Kelly McCracken, dentist owner of the Amazing Smiles dental practice, has payroll software that implements the reduced rates on her employees’ paychecks.

“It doesn’t change obviously what I pay them, but for me to do payroll through Quick Books, it does help to know how these changes will come down,” she said. “For every employee, it’s going to be different. That’s where it comes into a little bit of a gray area is figuring that out for each person.”

Ninety percent of workers will have bigger paychecks under reduced tax rates that must be implemented by Feb. 15.

“I get a lot of questions from people who are seeing changes in their paycheck, and they want to make sure they don’t want to owe a significant amount of money,” certified public accountant Kyle Nagy said. “They are just coming to me: ‘Can you give me a rough idea of whether this is good for me or bad for me?’

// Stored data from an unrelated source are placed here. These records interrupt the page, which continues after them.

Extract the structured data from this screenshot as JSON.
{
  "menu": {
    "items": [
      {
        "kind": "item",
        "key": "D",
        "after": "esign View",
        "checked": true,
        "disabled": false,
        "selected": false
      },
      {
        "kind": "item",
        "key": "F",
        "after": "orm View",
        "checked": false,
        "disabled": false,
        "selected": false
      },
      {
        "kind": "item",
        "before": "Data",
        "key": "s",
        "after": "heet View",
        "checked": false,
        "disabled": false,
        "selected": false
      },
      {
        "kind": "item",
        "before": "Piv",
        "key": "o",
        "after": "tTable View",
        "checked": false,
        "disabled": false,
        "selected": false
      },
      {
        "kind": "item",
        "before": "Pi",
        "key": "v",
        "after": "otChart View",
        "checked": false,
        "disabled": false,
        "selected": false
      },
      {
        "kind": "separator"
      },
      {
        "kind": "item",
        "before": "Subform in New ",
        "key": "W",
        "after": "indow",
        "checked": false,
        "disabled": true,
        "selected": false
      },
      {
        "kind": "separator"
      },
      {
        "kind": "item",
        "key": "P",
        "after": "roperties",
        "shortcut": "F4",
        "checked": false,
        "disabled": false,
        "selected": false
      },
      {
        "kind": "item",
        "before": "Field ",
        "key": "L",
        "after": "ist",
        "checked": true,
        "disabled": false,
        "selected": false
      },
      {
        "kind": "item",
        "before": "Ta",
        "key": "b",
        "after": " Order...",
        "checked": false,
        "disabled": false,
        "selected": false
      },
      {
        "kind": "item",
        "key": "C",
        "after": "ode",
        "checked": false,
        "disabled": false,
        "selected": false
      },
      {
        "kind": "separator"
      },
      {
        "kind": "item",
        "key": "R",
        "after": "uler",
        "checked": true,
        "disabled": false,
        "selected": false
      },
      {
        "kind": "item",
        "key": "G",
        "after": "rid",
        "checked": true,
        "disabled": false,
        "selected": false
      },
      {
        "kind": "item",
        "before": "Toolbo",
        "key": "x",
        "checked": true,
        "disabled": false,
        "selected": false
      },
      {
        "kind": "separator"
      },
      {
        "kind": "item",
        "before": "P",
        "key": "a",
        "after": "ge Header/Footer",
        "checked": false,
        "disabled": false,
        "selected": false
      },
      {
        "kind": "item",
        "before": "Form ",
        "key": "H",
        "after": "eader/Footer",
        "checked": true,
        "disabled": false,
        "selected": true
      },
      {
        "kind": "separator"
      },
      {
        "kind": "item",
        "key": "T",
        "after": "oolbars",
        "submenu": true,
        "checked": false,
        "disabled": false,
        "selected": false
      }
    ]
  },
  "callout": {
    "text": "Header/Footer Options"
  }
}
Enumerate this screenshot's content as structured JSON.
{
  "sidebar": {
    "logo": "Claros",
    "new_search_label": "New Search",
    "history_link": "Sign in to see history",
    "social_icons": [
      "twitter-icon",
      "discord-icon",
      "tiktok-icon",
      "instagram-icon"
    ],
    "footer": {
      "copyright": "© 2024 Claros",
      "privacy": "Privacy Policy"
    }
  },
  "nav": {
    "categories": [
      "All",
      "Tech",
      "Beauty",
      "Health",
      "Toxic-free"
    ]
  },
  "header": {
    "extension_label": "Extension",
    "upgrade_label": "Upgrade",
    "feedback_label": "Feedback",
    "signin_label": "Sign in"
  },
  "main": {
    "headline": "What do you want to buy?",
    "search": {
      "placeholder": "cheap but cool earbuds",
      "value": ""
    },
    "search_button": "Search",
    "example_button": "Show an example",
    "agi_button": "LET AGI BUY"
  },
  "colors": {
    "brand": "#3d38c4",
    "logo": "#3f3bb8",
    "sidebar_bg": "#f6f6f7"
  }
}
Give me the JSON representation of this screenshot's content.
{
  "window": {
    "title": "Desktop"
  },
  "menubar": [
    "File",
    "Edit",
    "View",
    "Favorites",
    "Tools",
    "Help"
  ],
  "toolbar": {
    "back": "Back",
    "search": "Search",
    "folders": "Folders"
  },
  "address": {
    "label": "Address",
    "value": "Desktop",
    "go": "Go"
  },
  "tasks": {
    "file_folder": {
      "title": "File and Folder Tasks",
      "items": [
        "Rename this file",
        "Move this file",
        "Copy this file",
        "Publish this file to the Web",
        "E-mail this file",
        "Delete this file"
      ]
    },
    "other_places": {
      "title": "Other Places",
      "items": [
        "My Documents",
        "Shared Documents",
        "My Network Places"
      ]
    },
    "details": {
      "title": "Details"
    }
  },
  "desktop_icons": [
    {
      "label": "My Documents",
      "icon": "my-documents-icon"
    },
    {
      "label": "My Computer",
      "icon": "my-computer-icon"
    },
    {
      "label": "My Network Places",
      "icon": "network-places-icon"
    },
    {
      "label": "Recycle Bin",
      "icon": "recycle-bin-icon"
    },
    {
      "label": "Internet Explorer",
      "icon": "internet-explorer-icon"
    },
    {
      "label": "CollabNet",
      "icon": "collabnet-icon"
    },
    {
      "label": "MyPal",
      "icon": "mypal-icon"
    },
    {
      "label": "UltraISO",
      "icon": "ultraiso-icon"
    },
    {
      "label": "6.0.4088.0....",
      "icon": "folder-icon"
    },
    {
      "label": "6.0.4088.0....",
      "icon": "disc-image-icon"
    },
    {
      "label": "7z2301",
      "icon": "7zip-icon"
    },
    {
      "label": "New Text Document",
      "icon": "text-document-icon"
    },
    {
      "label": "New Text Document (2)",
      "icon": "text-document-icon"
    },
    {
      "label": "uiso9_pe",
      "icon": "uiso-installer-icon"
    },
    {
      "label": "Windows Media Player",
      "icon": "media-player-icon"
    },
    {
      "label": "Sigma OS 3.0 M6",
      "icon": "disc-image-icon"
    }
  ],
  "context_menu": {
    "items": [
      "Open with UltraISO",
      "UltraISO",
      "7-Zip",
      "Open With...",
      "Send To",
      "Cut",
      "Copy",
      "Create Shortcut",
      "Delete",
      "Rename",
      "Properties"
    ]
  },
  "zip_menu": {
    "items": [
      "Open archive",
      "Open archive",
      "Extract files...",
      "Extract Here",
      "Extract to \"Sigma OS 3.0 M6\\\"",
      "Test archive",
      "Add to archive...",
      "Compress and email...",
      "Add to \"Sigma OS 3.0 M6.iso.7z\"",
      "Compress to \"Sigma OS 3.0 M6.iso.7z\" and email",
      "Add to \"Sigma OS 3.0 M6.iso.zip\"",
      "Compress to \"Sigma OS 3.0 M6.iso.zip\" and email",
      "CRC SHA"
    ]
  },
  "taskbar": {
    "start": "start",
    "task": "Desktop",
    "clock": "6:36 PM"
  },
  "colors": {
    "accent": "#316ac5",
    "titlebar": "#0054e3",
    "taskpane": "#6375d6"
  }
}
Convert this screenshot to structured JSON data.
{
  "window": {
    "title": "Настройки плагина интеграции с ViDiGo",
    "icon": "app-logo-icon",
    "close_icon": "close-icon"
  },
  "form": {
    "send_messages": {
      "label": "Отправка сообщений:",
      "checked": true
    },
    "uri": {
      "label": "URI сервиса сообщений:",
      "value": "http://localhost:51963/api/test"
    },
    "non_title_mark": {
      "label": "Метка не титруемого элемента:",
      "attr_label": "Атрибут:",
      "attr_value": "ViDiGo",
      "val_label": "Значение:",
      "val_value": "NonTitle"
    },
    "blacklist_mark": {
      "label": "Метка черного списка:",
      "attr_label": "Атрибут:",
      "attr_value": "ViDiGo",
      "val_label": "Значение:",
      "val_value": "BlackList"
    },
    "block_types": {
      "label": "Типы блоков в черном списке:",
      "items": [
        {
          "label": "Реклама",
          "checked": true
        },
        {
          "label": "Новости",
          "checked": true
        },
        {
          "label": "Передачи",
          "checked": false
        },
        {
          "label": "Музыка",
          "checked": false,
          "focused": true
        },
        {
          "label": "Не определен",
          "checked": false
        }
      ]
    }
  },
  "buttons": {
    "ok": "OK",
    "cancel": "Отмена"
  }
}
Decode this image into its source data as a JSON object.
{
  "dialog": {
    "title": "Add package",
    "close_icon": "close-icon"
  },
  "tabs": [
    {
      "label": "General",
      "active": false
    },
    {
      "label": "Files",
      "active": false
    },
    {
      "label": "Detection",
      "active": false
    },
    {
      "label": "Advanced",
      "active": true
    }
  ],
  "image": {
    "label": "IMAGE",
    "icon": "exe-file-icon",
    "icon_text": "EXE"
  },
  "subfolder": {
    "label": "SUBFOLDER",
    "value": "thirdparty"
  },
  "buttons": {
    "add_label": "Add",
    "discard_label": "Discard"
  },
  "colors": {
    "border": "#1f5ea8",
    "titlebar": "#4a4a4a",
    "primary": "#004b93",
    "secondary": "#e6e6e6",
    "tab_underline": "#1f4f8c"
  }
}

Accountants like Nagy say the key is the W-4 form, which determines how much tax is withheld from your pay. It’s based on whether your spouse works, the number of children in your home and other factors.

Right now, the form doesn’t take into account the elimination of deductions for dependents and a doubled-standard deduction that may make many taxpayers no longer eligible to itemize.

The U.S. Department of the Treasury is working on a new W-4, but it’s not expected to be ready until March.

“I think once the calculations are fine-tuned, then the public will generally see a reduction in the amount of tax withheld, and they’re not going to have a detrimental effect when they go to file their taxes next year,” Nagy said. “They should see similar results to what they are used to seeing in terms of balances due and refunds.”

The treasury department said most workers shouldn’t have to alter their tax withholding.

Still democrats have asked the IRS to make sure the take-home pay boost this year doesn’t result in eliminated or reduced refunds next year.